His difference of opinion with Grimké, who wanted a more conservative course, contributed to Woodson's ending his affiliation with the NAACP.
Along with William D. Hartgrove, George Cleveland Hall, Alexander L. Jackson, and James E. Stamps, Woodson founded the Association for the Study of African American Life and History on September 9, 1915, in Chicago.
In January 1916, Woodson began publication of the scholarly Journal of African-American History. It has never missed an issue, despite the Great Depression, loss of support from foundations, and two World Wars.
The summer of 1919 was the "Red Summer", a time of intense racial violence that saw about 1,000 people, most of whom were black, killed between May and September 1919.

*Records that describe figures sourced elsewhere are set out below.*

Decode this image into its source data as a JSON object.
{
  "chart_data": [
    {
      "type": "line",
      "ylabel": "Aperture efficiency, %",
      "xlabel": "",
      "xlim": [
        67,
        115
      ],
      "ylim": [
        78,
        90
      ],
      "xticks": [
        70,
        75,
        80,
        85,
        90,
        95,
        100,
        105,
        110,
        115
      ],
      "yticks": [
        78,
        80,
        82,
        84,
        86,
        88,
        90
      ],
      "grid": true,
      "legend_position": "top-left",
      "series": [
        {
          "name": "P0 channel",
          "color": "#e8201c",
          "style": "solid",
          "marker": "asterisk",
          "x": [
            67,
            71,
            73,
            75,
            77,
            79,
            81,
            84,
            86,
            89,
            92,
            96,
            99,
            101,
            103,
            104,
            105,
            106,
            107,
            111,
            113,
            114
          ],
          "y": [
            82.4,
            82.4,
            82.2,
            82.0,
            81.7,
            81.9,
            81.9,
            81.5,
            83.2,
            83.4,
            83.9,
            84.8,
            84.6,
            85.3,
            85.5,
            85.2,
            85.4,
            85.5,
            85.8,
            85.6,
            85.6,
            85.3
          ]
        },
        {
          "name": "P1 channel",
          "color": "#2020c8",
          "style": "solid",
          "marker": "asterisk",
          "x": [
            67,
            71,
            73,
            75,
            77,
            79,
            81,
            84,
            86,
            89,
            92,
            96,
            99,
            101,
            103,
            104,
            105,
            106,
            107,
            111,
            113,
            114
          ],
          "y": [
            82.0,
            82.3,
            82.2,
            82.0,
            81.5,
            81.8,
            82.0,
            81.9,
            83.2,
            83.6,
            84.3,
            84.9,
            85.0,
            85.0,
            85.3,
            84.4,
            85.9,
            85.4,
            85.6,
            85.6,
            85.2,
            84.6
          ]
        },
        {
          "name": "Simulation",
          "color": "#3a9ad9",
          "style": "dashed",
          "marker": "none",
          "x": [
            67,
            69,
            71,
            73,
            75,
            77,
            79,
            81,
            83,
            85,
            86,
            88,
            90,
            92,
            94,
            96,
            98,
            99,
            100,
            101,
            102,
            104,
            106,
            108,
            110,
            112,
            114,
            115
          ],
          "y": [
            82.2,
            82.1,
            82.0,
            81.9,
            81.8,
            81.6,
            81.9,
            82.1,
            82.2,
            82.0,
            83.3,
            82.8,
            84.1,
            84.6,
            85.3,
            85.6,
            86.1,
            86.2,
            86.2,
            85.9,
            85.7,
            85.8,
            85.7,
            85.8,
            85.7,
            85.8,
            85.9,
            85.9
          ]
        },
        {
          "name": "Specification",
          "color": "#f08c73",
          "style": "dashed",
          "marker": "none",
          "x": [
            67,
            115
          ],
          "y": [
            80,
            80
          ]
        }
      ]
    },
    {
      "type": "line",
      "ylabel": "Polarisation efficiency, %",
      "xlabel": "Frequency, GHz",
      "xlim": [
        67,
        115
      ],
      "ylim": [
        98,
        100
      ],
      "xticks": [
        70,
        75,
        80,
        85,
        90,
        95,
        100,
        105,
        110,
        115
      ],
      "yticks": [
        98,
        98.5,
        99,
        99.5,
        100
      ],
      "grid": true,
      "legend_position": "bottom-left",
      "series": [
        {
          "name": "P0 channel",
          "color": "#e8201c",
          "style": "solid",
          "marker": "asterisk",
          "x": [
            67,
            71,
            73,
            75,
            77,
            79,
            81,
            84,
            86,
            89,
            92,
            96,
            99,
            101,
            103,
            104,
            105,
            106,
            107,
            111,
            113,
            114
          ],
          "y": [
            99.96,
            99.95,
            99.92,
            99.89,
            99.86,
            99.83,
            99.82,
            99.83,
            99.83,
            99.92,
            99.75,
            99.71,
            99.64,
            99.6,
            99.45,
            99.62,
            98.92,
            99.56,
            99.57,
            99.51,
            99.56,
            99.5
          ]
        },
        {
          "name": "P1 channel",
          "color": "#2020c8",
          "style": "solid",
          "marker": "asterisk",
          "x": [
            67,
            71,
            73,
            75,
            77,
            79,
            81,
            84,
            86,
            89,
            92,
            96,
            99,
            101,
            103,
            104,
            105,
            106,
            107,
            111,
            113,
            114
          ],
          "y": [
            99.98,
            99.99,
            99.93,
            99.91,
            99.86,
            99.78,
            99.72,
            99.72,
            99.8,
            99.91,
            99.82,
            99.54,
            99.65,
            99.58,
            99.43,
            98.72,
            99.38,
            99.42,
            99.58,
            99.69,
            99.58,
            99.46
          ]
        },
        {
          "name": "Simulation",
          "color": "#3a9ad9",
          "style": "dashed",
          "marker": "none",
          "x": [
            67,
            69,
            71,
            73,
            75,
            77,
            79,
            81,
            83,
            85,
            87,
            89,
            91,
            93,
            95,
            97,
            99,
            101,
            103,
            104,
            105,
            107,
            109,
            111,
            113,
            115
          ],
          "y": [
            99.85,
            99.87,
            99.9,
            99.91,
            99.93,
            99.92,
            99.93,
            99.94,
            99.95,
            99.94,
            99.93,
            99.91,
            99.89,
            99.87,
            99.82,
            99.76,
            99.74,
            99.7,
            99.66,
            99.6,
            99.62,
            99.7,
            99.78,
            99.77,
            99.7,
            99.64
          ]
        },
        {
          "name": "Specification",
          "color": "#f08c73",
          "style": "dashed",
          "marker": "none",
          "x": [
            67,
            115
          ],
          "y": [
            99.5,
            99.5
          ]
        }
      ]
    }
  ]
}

By 1922, Woodson's experience of academic politics and intrigue had left him so disenchanted with university life that he vowed never to work in academia again.
Woodson studied many aspects of African-American history. For instance, in 1924, Woodson published the first survey of free black slaveowners in the United States in 1830.
Woodson believed that education and increasing social and professional contacts among blacks and whites could reduce racism and he promoted the organized study of African-American history partly for that purpose. He would later promote the first Negro History Week in Washington, D.C., in 1926, forerunner of Black History Month.
Woodson died suddenly from a heart attack in the office within his home in the Shaw, Washington, D.C. neighborhood on April 3, 1950, at the age of 74. He is buried at Lincoln Memorial Cemetery in Suitland, Maryland.
The Black United Students and Black educators at Kent State University expanded this idea to include an entire month beginning on February 1, 1970.